Anpassungen der Gemeindeordnung (GO) und der Dienst- und Gehaltsordnung (DGO) sind wichtig, meist aber unspektakulär oder einfach langweilig. Nicht so in Balsthal, wo den Änderungen mit Blick auf die Nachfolge von Gemeindepräsident Roland Stampfli eine besondere Bedeutung zukommt. Konkret geht es dabei darum, ob das Pensum für das Gemeindepräsidium von aktuell 50 Prozent angehoben werden soll. Mit einer solchen Anhebung könnte das Kandidatenfeld erweitert werden.
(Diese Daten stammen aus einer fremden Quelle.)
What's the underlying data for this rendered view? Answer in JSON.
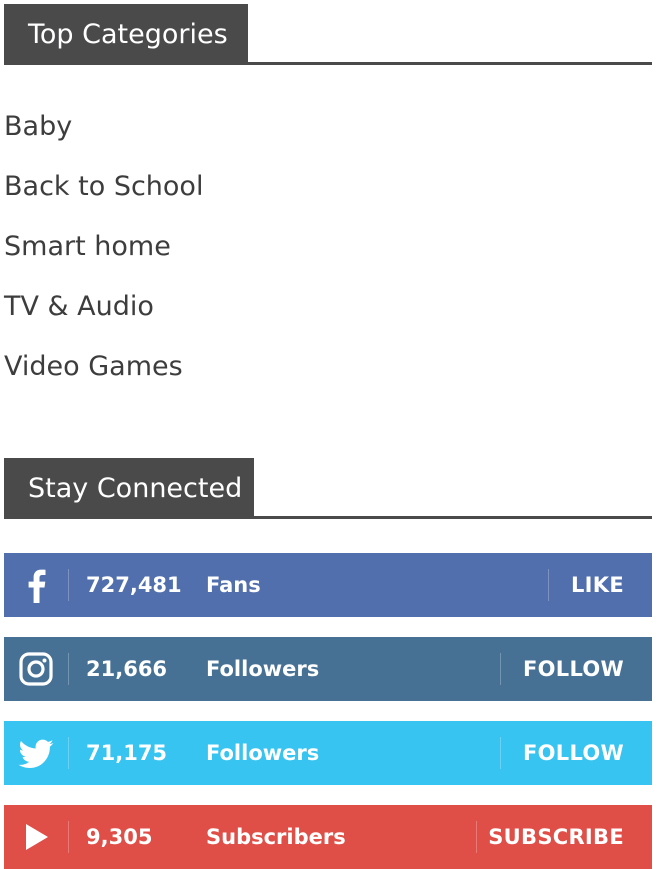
{
  "top_categories": {
    "title": "Top Categories",
    "items": [
      "Baby",
      "Back to School",
      "Smart home",
      "TV & Audio",
      "Video Games"
    ]
  },
  "stay_connected": {
    "title": "Stay Connected",
    "rows": [
      {
        "network": "facebook",
        "icon": "facebook-icon",
        "count": "727,481",
        "unit": "Fans",
        "action": "LIKE",
        "color": "#516fac"
      },
      {
        "network": "instagram",
        "icon": "instagram-icon",
        "count": "21,666",
        "unit": "Followers",
        "action": "FOLLOW",
        "color": "#467195"
      },
      {
        "network": "twitter",
        "icon": "twitter-icon",
        "count": "71,175",
        "unit": "Followers",
        "action": "FOLLOW",
        "color": "#37c4f1"
      },
      {
        "network": "youtube",
        "icon": "youtube-icon",
        "count": "9,305",
        "unit": "Subscribers",
        "action": "SUBSCRIBE",
        "color": "#e04e48"
      }
    ]
  },
  "colors": {
    "header_bg": "#4a4a4b",
    "text": "#3d3d3d"
  }
}
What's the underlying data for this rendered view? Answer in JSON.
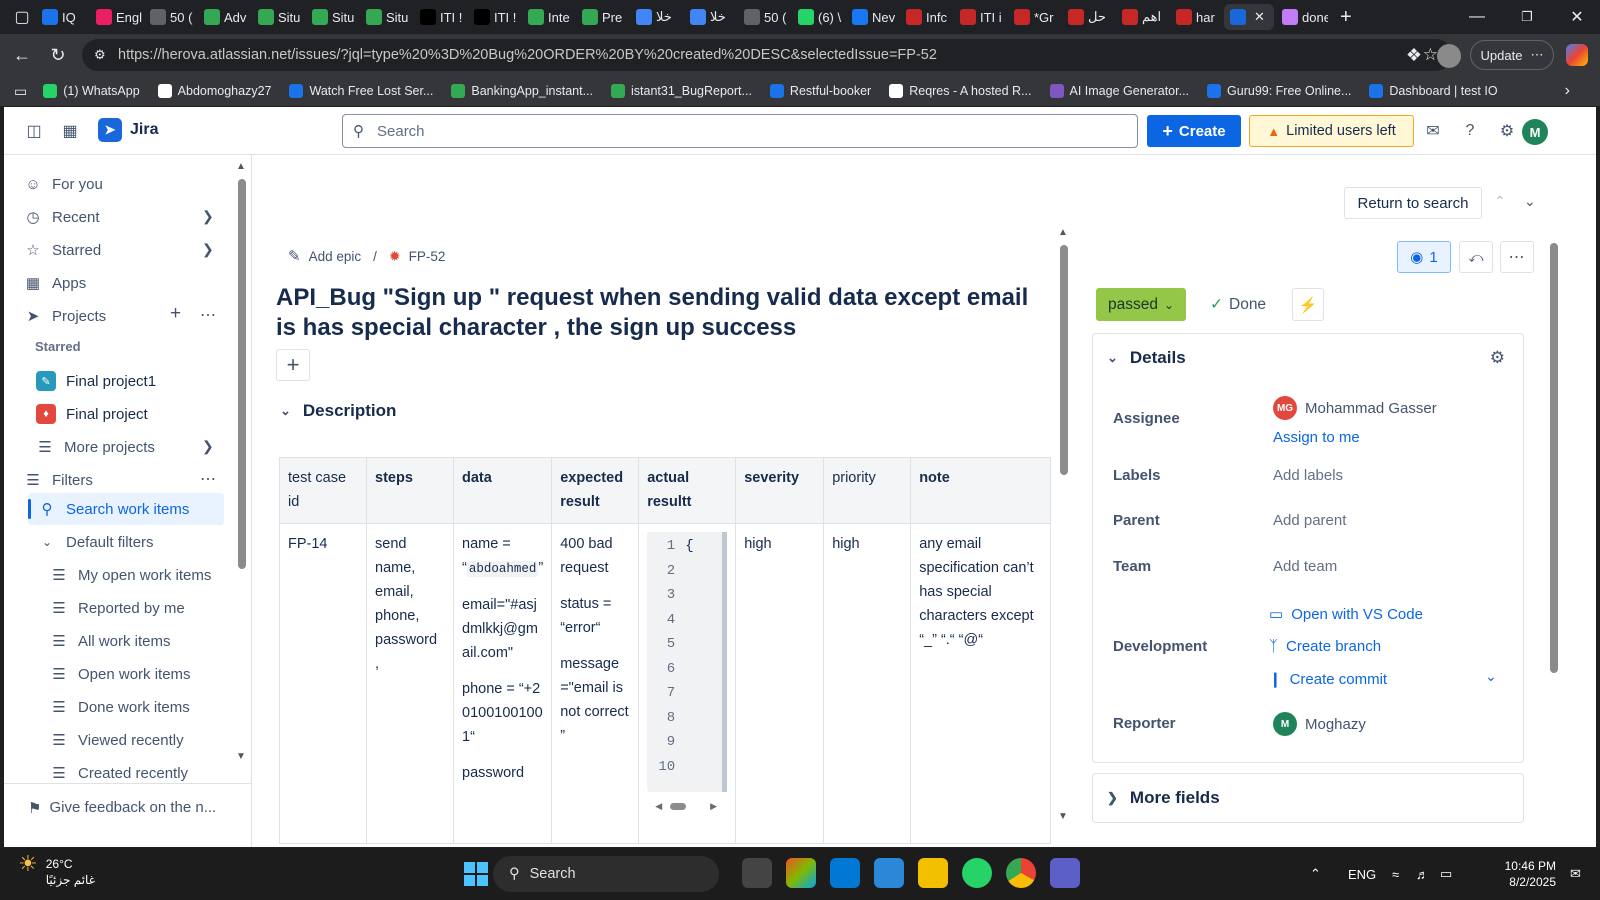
{
  "browser": {
    "tabs": [
      "IQ",
      "Engli",
      "50 (",
      "Adv",
      "Situ",
      "Situ",
      "Situ",
      "ITI !",
      "ITI !",
      "Inte",
      "Pre",
      "خلا",
      "خلا",
      "50 (",
      "(6) \\",
      "Nev",
      "Infc",
      "ITI i",
      "*Gr",
      "حل",
      "اهم",
      "har",
      "",
      "done"
    ],
    "url": "https://herova.atlassian.net/issues/?jql=type%20%3D%20Bug%20ORDER%20BY%20created%20DESC&selectedIssue=FP-52",
    "update_label": "Update",
    "bookmarks": [
      "(1) WhatsApp",
      "Abdomoghazy27",
      "Watch Free Lost Ser...",
      "BankingApp_instant...",
      "istant31_BugReport...",
      "Restful-booker",
      "Reqres - A hosted R...",
      "AI Image Generator...",
      "Guru99: Free Online...",
      "Dashboard | test IO"
    ]
  },
  "jira": {
    "product": "Jira",
    "search_placeholder": "Search",
    "create_label": "Create",
    "limited_label": "Limited users left",
    "avatar_initial": "M"
  },
  "sidebar": {
    "for_you": "For you",
    "recent": "Recent",
    "starred": "Starred",
    "apps": "Apps",
    "projects": "Projects",
    "starred_heading": "Starred",
    "project1": "Final project1",
    "project2": "Final project",
    "more_projects": "More projects",
    "filters": "Filters",
    "search_work_items": "Search work items",
    "default_filters": "Default filters",
    "filter_items": [
      "My open work items",
      "Reported by me",
      "All work items",
      "Open work items",
      "Done work items",
      "Viewed recently",
      "Created recently"
    ],
    "feedback": "Give feedback on the n..."
  },
  "issue": {
    "return_label": "Return to search",
    "add_epic": "Add epic",
    "key": "FP-52",
    "title": "API_Bug \"Sign up \" request when sending valid data except email is has special character , the sign up success",
    "description_label": "Description",
    "table": {
      "headers": [
        "test case id",
        "steps",
        "data",
        "expected result",
        "actual resultt",
        "severity",
        "priority",
        "note"
      ],
      "row": {
        "id": "FP-14",
        "steps": "send name, email, phone, password ,",
        "data_name_prefix": "name = “",
        "data_name_code": "abdoahmed",
        "data_name_suffix": "”",
        "data_email": "email=\"#asjdmlkkj@gmail.com\"",
        "data_phone": "phone = “+201001001001“",
        "data_password": "password",
        "expected_1": "400 bad request",
        "expected_2": "status = “error“",
        "expected_3": "message =\"email is not correct ”",
        "code_lines": [
          "1",
          "2",
          "3",
          "4",
          "5",
          "6",
          "7",
          "8",
          "9",
          "10"
        ],
        "code_first": "{",
        "severity": "high",
        "priority": "high",
        "note": "any email specification can’t has special characters except “_” “.“ “@“"
      }
    }
  },
  "panel": {
    "watch_count": "1",
    "status": "passed",
    "done_label": "Done",
    "details_label": "Details",
    "assignee_label": "Assignee",
    "assignee_name": "Mohammad Gasser",
    "assignee_initials": "MG",
    "assign_to_me": "Assign to me",
    "labels_label": "Labels",
    "labels_value": "Add labels",
    "parent_label": "Parent",
    "parent_value": "Add parent",
    "team_label": "Team",
    "team_value": "Add team",
    "development_label": "Development",
    "open_vscode": "Open with VS Code",
    "create_branch": "Create branch",
    "create_commit": "Create commit",
    "reporter_label": "Reporter",
    "reporter_name": "Moghazy",
    "reporter_initial": "M",
    "more_fields": "More fields"
  },
  "taskbar": {
    "temp": "26°C",
    "weather": "غائم جزئيًا",
    "search": "Search",
    "lang": "ENG",
    "time": "10:46 PM",
    "date": "8/2/2025"
  },
  "colors": {
    "accent": "#0c66e4",
    "status_green": "#94c748",
    "warning": "#f5a623"
  }
}
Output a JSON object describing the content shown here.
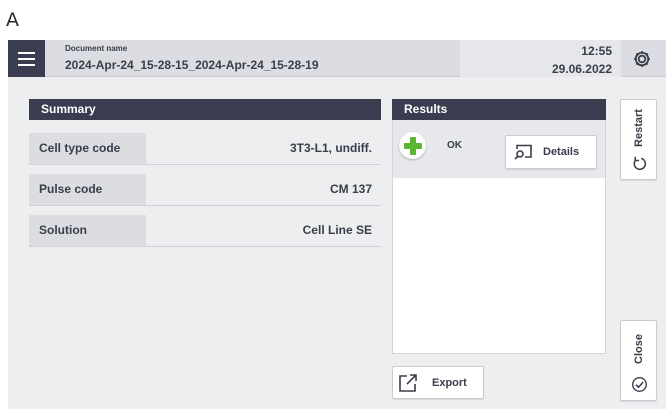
{
  "figure_label": "A",
  "header": {
    "menu_icon": "hamburger-menu-icon",
    "document_caption": "Document name",
    "document_name": "2024-Apr-24_15-28-15_2024-Apr-24_15-28-19",
    "time": "12:55",
    "date": "29.06.2022",
    "settings_icon": "gear-icon"
  },
  "summary": {
    "title": "Summary",
    "rows": [
      {
        "label": "Cell type code",
        "value": "3T3-L1, undiff."
      },
      {
        "label": "Pulse code",
        "value": "CM 137"
      },
      {
        "label": "Solution",
        "value": "Cell Line SE"
      }
    ]
  },
  "results": {
    "title": "Results",
    "items": [
      {
        "status": "OK",
        "status_icon": "plus-icon",
        "details_label": "Details",
        "details_icon": "zoom-window-icon"
      }
    ]
  },
  "actions": {
    "export_label": "Export",
    "export_icon": "export-icon",
    "restart_label": "Restart",
    "restart_icon": "restart-icon",
    "close_label": "Close",
    "close_icon": "check-circle-icon"
  },
  "colors": {
    "header_dark": "#3a3d4f",
    "panel_head": "#3a3d4f",
    "ok_green": "#5cb531",
    "background": "#edeef0"
  }
}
Eine Tür öffnen würde sich damit für Oberamtvorsteher Stephan Berger. Er hatte eine Kandidatur für die CVP in Aussicht gestellt, wenn das Pensum auf 70 bis 80 Prozent angehoben würde. Für Berger ist die Anhebung deshalb so wichtig, weil er bei einer allfälligen Wahl zum neuen Gemeindepräsidenten sein Amt als Vorsteher des Oberamtes Thal-Gäu abgeben müsste. Sonst wäre er gemäss geltendem Gemeindegesetz gar nicht wählbar.

«Kein Handlungsbedarf»

Inzwischen stellt sich die Frage, ob Berger überhaupt zur Wahl antreten wird. Seine Hoffnung auf eine Erhöhung des Pensums hat sich nach der letzten Gemeinderatssitzung zerschlagen. Die für die Teilrevision der GO und DGO vom Gemeinderat eingesetzte Arbeitsgruppe kam zum Schluss, dass beim Gemeindepräsidium kein Handlungsbedarf besteht. Die jährliche Entschädigung von 87'000 Franken und das Pensum von 50 Prozent würden in die Gesamtorganisation der Einwohnergemeinde passen, lautete der Tenor.

Dieser Entscheid löst bei Berger keine Freude aus. «Ich bedauere das sehr», sagt er, bekräftig aber gleichzeitig, dass er sich nicht aus dem Rennen um das Gemeindepräsidium zurückziehen wolle. «Ich hatte sehr viele positive Reaktionen wegen meiner Absichtserklärung, Gemeindepräsident werden zu wollen.» Er werde nun mit seiner Familie die Situation analysieren, um abzuwägen, ob eine Kandidatur unter diesen Voraussetzungen realistisch sei.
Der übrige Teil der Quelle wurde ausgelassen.